As Senator Elizabeth Warren seems to be emerging from the pack, the Supreme Court is set to address the constitutionality of the Consumer Financial Protection Bureau, Warren’s brainchild.

From its name, you might gather that the CFPB was created to prevent consumers from being cheated. In reality, many of its actions were designed to limit the choices of consumers, preventing them from making their own financial decision.

The CFPB is one of the numerous federal agencies that have broad powers and constitute what we call the administrative state. These agencies have such vast powers because Congress writes vague laws and gives these agencies the authority to define and implement the laws.

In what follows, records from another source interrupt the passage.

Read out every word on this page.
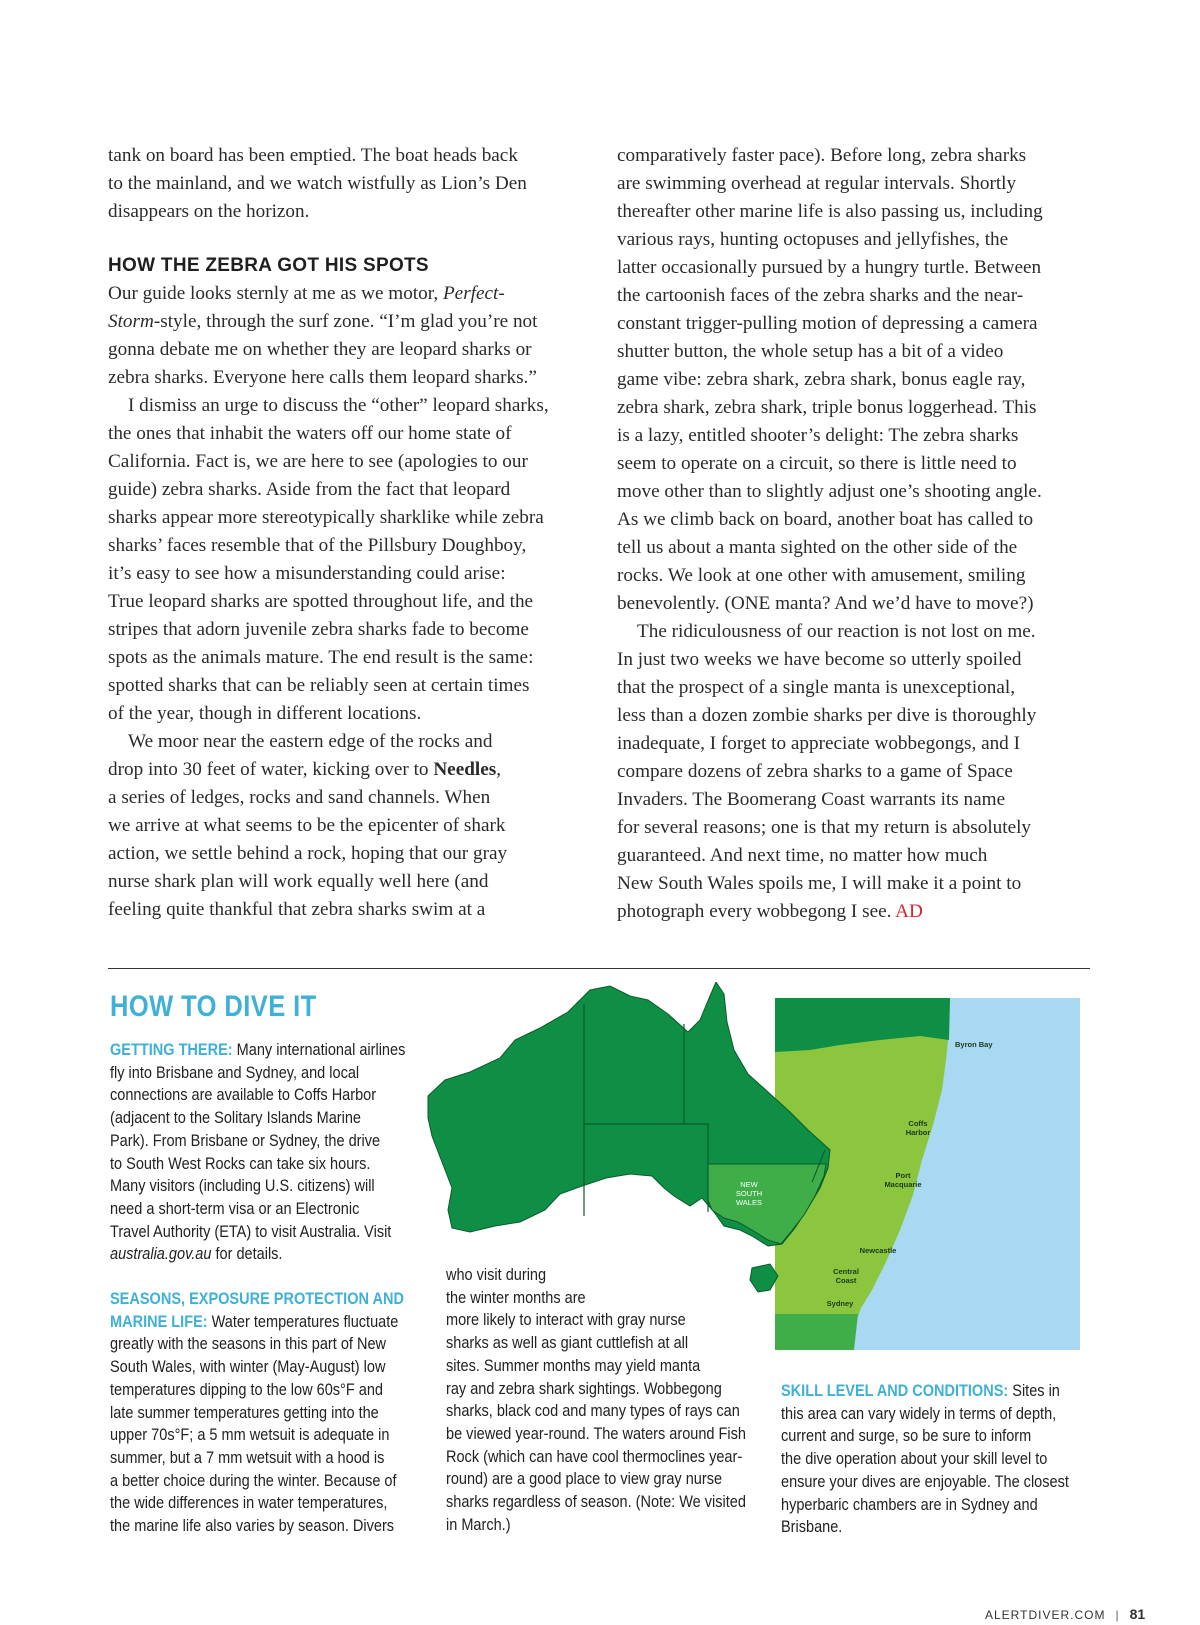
tank on board has been emptied. The boat heads back
to the mainland, and we watch wistfully as Lion’s Den
disappears on the horizon.

HOW THE ZEBRA GOT HIS SPOTS

Our guide looks sternly at me as we motor, Perfect-
Storm-style, through the surf zone. “I’m glad you’re not
gonna debate me on whether they are leopard sharks or
zebra sharks. Everyone here calls them leopard sharks.”

I dismiss an urge to discuss the “other” leopard sharks,
the ones that inhabit the waters off our home state of
California. Fact is, we are here to see (apologies to our
guide) zebra sharks. Aside from the fact that leopard
sharks appear more stereotypically sharklike while zebra
sharks’ faces resemble that of the Pillsbury Doughboy,
it’s easy to see how a misunderstanding could arise:
True leopard sharks are spotted throughout life, and the
stripes that adorn juvenile zebra sharks fade to become
spots as the animals mature. The end result is the same:
spotted sharks that can be reliably seen at certain times
of the year, though in different locations.

We moor near the eastern edge of the rocks and
drop into 30 feet of water, kicking over to Needles,
a series of ledges, rocks and sand channels. When
we arrive at what seems to be the epicenter of shark
action, we settle behind a rock, hoping that our gray
nurse shark plan will work equally well here (and
feeling quite thankful that zebra sharks swim at a

comparatively faster pace). Before long, zebra sharks
are swimming overhead at regular intervals. Shortly
thereafter other marine life is also passing us, including
various rays, hunting octopuses and jellyfishes, the
latter occasionally pursued by a hungry turtle. Between
the cartoonish faces of the zebra sharks and the near-
constant trigger-pulling motion of depressing a camera
shutter button, the whole setup has a bit of a video
game vibe: zebra shark, zebra shark, bonus eagle ray,
zebra shark, zebra shark, triple bonus loggerhead. This
is a lazy, entitled shooter’s delight: The zebra sharks
seem to operate on a circuit, so there is little need to
move other than to slightly adjust one’s shooting angle.
As we climb back on board, another boat has called to
tell us about a manta sighted on the other side of the
rocks. We look at one other with amusement, smiling
benevolently. (ONE manta? And we’d have to move?)

The ridiculousness of our reaction is not lost on me.
In just two weeks we have become so utterly spoiled
that the prospect of a single manta is unexceptional,
less than a dozen zombie sharks per dive is thoroughly
inadequate, I forget to appreciate wobbegongs, and I
compare dozens of zebra sharks to a game of Space
Invaders. The Boomerang Coast warrants its name
for several reasons; one is that my return is absolutely
guaranteed. And next time, no matter how much
New South Wales spoils me, I will make it a point to
photograph every wobbegong I see. AD

HOW TO DIVE IT
GETTING THERE: Many international airlines
fly into Brisbane and Sydney, and local
connections are available to Coffs Harbor
(adjacent to the Solitary Islands Marine
Park). From Brisbane or Sydney, the drive
to South West Rocks can take six hours.
Many visitors (including U.S. citizens) will
need a short-term visa or an Electronic
Travel Authority (ETA) to visit Australia. Visit
australia.gov.au for details.
SEASONS, EXPOSURE PROTECTION AND
MARINE LIFE: Water temperatures fluctuate
greatly with the seasons in this part of New
South Wales, with winter (May-August) low
temperatures dipping to the low 60s°F and
late summer temperatures getting into the
upper 70s°F; a 5 mm wetsuit is adequate in
summer, but a 7 mm wetsuit with a hood is
a better choice during the winter. Because of
the wide differences in water temperatures,
the marine life also varies by season. Divers
who visit during
the winter months are
more likely to interact with gray nurse
sharks as well as giant cuttlefish at all
sites. Summer months may yield manta
ray and zebra shark sightings. Wobbegong
sharks, black cod and many types of rays can
be viewed year-round. The waters around Fish
Rock (which can have cool thermoclines year-
round) are a good place to view gray nurse
sharks regardless of season. (Note: We visited
in March.)
SKILL LEVEL AND CONDITIONS: Sites in
this area can vary widely in terms of depth,
current and surge, so be sure to inform
the dive operation about your skill level to
ensure your dives are enjoyable. The closest
hyperbaric chambers are in Sydney and
Brisbane.
NEW
SOUTH
WALES
Byron Bay
Coffs
Harbor
Port
Macquarie
Newcastle
Central
Coast
Sydney
ALERTDIVER.COM | 81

But, as Peter Wallison points out, the CFPB is even more powerful than he other agencies. It is in a class by itself. Wallison writes:

The CFPB case is not only an example of this problem, but represents a different and more dangerous tack — creating an agency with vast legislative authority that is answerable to no one, not even Congress.

The brainchild of Sen. Elizabeth Warren, the CFPB was given plenary authority to enforce all federal laws that apply to financial transactions with consumers. But its power was broadened beyond existing laws when it was authorized to take enforcement action on any transaction it finds to be “unfair, deceptive, or abusive.” The term “abusive” was not defined by Congress in the act, and thus delegated to the CFPB a vast field for the agency to define and pursue.

Although this kind of delegation is not new, there are two other areas where the Dodd-Frank Act — the authorizing legislation for the CFPB — represents a dangerous step in support of an even more powerful and uncontrolled administrative state.

First, it gives the CFPB’s director a five-year term of office, protected from removal by the president other than for “inefficiency, neglect of duty, or malfeasance.” This places the director outside the control of the president, whose ability to pursue the policies he was elected to implement depends crucially on the ability to remove and replace the senior officials of executive agencies.

That’s not all:

But the Dodd-Frank Act went even further in attempting to make the CFPB independent, placing it beyond the control of Congress itself. Almost all agencies of the executive branch receive their funds in annual appropriations from Congress, but not the CFPB. This agency was made a bureau of the Federal Reserve, and was to receive its funding from the Fed at its director’s request. To ensure that even the independent Fed did not use this funding authority to control the CFPB, Congress made clear in Dodd-Frank that the Fed was to have no ability to affect the agency’s actions. 

The Supreme Court will address whether the director can be given such power, which would put him beyond the authority of anyone or any other institution in government.

If the Court were to approve the CFPB's structure, Wallison warns, we may see Congress creating more of these super-agencies, beyond normal controls, and enlarging the sway of control administrative state.